Floki is a great Elixir library used to parse HTML and query the result using CSS selectors.

CSS selectors have one big limitation: you can’t query by node’s text content, the standard still doesn’t have a support for it.

To overcome this limitation Floki added the support for the contains selector, mostly known as the jQuery way of searching through DOM by text.

The syntax for the Floki filter is

Floki.find(html, "p:fl-contains('text')")

The main problem with it is that it only does a strict, case sensitive comparision match between text and filter.

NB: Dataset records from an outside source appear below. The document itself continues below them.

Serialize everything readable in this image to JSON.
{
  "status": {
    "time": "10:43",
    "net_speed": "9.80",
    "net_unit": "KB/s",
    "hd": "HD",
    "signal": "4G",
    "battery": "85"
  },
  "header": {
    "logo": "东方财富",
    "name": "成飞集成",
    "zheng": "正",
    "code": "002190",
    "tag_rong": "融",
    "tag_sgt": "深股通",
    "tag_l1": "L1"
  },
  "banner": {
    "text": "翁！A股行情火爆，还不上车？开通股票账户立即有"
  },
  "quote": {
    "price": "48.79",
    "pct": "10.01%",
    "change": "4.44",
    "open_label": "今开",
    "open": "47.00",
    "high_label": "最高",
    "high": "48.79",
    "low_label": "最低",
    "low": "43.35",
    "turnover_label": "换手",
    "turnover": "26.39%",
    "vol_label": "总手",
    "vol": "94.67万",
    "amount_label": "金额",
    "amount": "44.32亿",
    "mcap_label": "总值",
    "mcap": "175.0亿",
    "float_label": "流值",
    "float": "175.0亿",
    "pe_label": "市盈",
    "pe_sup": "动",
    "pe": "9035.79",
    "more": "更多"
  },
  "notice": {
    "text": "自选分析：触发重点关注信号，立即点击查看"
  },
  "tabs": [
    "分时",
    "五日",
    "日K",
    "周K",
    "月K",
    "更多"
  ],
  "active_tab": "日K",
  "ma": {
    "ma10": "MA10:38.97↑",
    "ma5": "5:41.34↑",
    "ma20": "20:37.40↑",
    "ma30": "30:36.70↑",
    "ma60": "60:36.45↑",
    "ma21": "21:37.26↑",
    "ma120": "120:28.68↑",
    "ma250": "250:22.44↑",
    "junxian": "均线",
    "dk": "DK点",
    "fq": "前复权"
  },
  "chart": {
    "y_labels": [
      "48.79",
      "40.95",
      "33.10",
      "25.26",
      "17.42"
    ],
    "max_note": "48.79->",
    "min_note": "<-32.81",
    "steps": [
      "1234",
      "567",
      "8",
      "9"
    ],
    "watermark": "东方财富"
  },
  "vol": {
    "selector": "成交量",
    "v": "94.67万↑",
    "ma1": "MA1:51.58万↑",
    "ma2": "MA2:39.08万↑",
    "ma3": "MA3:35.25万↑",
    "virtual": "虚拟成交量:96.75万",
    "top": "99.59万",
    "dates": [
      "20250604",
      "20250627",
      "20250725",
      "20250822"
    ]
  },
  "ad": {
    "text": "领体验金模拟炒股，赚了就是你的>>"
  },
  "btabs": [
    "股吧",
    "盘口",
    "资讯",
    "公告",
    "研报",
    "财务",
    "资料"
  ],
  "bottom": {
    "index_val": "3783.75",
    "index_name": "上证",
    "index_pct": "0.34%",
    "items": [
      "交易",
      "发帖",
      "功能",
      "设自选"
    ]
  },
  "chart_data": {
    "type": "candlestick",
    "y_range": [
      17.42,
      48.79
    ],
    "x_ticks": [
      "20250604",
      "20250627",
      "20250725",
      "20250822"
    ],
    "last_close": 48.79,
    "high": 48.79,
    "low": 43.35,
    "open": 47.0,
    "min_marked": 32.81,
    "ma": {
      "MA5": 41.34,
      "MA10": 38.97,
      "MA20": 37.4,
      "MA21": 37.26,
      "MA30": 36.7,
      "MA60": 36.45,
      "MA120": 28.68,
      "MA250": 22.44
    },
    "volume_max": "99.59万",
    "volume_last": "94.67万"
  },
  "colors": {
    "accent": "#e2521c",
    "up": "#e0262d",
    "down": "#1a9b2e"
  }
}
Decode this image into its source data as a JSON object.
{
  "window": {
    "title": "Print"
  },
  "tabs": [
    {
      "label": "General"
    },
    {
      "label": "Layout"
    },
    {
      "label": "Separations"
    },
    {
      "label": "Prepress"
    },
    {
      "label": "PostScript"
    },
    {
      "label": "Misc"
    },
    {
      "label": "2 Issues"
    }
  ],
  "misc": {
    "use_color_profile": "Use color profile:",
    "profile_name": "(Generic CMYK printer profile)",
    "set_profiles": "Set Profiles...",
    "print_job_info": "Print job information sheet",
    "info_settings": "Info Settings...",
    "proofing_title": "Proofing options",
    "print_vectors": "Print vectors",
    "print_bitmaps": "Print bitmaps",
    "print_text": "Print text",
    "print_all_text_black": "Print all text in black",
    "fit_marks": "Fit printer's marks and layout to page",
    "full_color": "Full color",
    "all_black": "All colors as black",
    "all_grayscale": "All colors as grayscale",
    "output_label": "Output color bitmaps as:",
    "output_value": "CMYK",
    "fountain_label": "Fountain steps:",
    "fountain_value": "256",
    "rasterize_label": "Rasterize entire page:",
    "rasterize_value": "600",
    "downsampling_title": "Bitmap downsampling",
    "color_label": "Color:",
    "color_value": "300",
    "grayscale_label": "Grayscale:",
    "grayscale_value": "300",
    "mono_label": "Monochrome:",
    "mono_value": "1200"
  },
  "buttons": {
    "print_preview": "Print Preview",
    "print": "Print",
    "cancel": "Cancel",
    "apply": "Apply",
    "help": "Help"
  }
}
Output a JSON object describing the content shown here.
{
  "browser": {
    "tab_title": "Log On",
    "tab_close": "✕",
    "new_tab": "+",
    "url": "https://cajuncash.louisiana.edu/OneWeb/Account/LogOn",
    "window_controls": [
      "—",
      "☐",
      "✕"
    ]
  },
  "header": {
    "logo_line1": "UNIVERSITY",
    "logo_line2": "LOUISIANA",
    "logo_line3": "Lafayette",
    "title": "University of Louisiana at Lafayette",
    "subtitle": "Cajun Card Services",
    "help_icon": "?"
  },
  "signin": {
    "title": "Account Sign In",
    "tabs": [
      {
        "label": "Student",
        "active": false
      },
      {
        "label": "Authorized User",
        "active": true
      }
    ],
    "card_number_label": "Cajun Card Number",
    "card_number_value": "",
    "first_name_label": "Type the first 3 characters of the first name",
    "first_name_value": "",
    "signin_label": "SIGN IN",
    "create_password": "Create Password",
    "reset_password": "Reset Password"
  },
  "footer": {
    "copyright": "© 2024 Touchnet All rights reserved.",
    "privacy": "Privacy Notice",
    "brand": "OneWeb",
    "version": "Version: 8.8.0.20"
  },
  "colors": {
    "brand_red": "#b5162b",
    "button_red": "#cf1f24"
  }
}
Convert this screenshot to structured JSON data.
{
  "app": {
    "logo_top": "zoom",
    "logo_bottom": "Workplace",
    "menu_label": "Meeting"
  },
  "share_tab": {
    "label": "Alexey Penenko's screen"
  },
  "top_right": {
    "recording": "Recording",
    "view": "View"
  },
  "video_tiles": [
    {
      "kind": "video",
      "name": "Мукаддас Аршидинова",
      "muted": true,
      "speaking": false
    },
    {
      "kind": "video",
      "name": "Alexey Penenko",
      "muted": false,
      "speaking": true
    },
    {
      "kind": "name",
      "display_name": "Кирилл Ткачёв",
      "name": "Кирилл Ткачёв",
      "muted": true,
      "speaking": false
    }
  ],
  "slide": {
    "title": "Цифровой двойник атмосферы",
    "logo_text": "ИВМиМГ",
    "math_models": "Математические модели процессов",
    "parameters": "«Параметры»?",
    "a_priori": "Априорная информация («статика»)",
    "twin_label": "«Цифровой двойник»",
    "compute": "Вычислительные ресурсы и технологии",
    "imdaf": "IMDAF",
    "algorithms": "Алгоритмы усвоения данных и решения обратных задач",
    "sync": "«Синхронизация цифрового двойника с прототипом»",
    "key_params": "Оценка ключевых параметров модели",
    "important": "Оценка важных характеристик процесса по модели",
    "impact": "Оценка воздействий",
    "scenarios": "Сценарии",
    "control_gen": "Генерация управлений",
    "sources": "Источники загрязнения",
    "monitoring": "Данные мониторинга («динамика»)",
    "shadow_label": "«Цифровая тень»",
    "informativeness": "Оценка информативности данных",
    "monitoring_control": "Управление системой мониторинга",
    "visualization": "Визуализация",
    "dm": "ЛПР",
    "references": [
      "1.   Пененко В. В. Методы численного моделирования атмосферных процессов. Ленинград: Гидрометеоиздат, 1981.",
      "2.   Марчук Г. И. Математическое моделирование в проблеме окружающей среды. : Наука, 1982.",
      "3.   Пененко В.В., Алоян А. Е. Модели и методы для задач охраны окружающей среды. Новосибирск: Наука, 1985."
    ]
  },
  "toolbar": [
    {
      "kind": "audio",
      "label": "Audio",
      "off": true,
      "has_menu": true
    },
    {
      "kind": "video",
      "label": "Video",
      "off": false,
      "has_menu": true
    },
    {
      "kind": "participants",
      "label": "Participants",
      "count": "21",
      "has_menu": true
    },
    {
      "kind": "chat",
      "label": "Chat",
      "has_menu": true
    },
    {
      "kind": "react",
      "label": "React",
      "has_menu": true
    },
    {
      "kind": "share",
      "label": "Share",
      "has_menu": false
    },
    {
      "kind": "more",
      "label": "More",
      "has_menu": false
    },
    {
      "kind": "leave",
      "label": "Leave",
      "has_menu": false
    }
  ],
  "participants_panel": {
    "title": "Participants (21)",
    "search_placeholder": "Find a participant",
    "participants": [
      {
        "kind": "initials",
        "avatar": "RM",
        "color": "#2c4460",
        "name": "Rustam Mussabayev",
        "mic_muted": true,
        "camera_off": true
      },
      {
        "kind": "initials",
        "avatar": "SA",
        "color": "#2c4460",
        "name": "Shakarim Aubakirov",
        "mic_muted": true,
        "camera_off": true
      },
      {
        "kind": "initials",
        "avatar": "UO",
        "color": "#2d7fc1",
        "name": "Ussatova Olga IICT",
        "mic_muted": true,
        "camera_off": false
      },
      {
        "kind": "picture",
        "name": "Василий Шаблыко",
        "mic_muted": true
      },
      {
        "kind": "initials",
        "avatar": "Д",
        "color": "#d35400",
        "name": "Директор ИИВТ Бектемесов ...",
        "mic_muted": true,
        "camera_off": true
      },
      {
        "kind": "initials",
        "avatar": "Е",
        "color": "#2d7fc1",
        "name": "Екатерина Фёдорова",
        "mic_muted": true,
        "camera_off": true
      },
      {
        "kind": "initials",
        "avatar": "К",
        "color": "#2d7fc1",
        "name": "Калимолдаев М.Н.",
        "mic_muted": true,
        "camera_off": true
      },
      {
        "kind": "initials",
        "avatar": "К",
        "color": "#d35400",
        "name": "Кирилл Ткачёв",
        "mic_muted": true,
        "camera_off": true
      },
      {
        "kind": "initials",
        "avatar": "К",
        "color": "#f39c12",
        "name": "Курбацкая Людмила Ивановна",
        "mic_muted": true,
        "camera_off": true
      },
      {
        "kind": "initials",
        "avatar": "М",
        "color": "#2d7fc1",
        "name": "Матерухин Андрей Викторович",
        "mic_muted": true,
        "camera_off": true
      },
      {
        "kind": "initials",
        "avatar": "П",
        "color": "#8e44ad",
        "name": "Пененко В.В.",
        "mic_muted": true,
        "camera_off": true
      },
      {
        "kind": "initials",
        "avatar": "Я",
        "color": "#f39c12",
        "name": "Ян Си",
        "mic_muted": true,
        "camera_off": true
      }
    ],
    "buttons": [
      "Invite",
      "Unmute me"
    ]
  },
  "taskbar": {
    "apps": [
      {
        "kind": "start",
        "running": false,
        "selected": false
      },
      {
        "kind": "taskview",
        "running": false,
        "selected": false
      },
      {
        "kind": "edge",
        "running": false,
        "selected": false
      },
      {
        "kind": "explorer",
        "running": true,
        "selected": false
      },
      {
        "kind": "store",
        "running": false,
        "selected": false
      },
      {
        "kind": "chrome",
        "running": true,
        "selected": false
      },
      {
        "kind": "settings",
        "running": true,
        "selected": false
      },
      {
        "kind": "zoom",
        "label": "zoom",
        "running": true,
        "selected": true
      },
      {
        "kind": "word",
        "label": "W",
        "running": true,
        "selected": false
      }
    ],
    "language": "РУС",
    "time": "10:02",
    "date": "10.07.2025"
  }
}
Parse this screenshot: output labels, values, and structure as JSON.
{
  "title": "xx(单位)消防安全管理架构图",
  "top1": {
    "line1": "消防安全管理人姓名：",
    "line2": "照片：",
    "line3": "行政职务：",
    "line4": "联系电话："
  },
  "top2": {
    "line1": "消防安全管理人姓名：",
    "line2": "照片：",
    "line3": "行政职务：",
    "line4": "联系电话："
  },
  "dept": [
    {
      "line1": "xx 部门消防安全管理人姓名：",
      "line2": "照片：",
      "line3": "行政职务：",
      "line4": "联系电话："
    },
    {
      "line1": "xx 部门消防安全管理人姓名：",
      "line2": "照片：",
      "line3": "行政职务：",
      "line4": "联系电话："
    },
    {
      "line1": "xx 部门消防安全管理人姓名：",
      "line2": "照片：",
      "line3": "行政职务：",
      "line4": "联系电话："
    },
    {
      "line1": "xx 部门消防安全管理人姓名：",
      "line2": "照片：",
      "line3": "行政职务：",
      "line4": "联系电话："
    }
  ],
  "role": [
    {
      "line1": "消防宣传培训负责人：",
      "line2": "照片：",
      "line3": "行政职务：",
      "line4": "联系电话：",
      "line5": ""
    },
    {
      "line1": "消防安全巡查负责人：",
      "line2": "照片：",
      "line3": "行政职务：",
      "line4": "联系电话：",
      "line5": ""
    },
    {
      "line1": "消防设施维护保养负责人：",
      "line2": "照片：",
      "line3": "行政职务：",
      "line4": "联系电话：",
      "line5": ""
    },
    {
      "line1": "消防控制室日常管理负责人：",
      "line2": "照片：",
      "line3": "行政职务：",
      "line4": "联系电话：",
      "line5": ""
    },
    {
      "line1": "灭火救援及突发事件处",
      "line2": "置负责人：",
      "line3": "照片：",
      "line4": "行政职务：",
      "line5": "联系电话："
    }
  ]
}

In our example it will only match nodes containing the ‘Two’ string.

You can’t match begins-with or ends-with, not even do a case insensitive search.

After studying a little bit how Floki pseudo classes have been implemented, I realized I could use regular expressions as filters gaining much more flexibility.

As you can see in the implementation text content is matched using the =~ operator, which means you can pass a regex on the right side.

# contains match implementation
%Text{content: content} -> content =~ value

value is a field insided the struct Floki.Selector.PseudoClass, passed inside the struct Floki.Selector which is the one you pass to Floki.find that gets built from the CSS string selectors.

Floki.Selector has this structure

defstruct id: nil,
          type: nil,
          classes: [],
          attributes: [],
          namespace: nil,
          pseudo_class: nil,
          combinator: nil

pseudo_class is the field used to pass our fl-contains pseudo selector that is matched here by this code

defp pseudo_class_match?(html_node, pseudo_class, tree) do
  case pseudo_class.name do
    ...

    "fl-contains" ->
      PseudoClass.match_contains?(tree, html_node, pseudo_class)

end

Now that we know how Floki builds Floki.Selector structs and matches against them, it’s easy to craft a struct to pass a regex to the filter engine.


html = """
<div>abc123</div>
<div><span>./---DeFfff/</span></div>
"""

selector = %Floki.Selector{
  pseudo_classes: [
    %Floki.Selector.PseudoClass{
      name: "fl-contains",
      value: ~r/abc|def/i
    }
  ]
}

Floki.find(Floki.parse(html), selector)
[{"div", [], ["abc123"]}, {"span", [], ["./---DeFfff/"]}]